I thought of this yesterday in the media room inside Ibrox when Steven Gerrard, picking his words carefully, essentially said that any Rangers player worthy of the name would want to play Celtic on Saturday even if they weren’t 100 per cent fit.

Gerrard himself did it often enough. Time and again he would defy medical opinion because captaining Liverpool was far more important than a slightly sore groin. A proper bloke.

Of course, players do get hurt which makes it impossible for them to play. However, what Gerrard wants is the likes of McCoist, Richard Gough and John Brown who could win Old Firm games while running on one leg.

Gough was incredible. There were so many big games he played in which in all honesty he should have been home on the couch. But you don’t become one of the greatest Rangers players by succumbing to a bruise of two.

Gerrard is learning his trade at a huge institution which is not without its problems. No1 being Celtic are streets ahead of them, I would still say, and could well in a third treble and soon enough ten in a row.

That’s not the current Rangers manager’s fault, of course, but the unavoidable truth is that Rangers need to win leagues and cups.
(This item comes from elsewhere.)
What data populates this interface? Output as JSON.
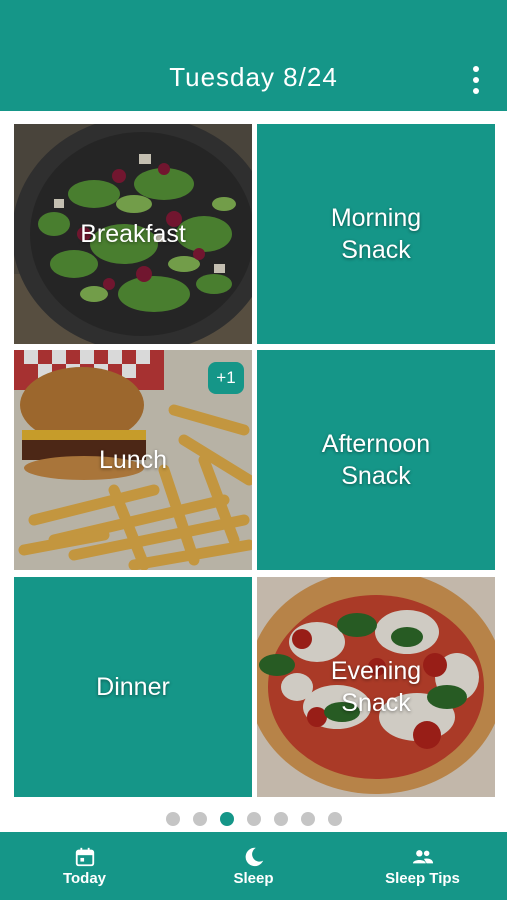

It’s what they do and but even Smith would struggle to match Celtic and a few others given what he would have to work with.

But what the current Rangers manager does know is what makes a footballer, given he was fairly decent at the old midfield lark.

My feeling is that Gerrard knew what he was walking into, had at least an inkling about the challenges which lay ahead, and how he wanted his team to be.

He wants to see attacking football played by real men – a phrase Gerrard has mentioned a few times - who are always ready to play no matter how they are feeling. Guys who smash through bricks walls be it Hamilton or Celtic, and they can handle what comes with wearing that jersey.

Does he have enough of them? No, and Gerrard himself has said as much.

Celtic will win the league if they win at Ibrox, I think they will by a couple of goals. This Rangers need team need to play like men because their careers at the club could well be defined by this game.

Brendan Rodgers has gone 12 Old Firm games with ten wins and two draws. Some of them will go down in Celtic history. Too often it has been too easy for them.

Some signings have worked out, others not so much. A few have been utter flops. That does happen at every single club. I read a piece just the other day which said Real Madrid’s transfer policy is rank rotten.

But there are a few there the manager clearly believes are not cut from his cloth in the sense they don’t realise that to do well in football, as he did to put it mildly, you have to give your all and then some. A slightly sore calf should not be an issue.

If only Gerrard could call on Bomber Brown who would play after being declared medically dead. He was a real man.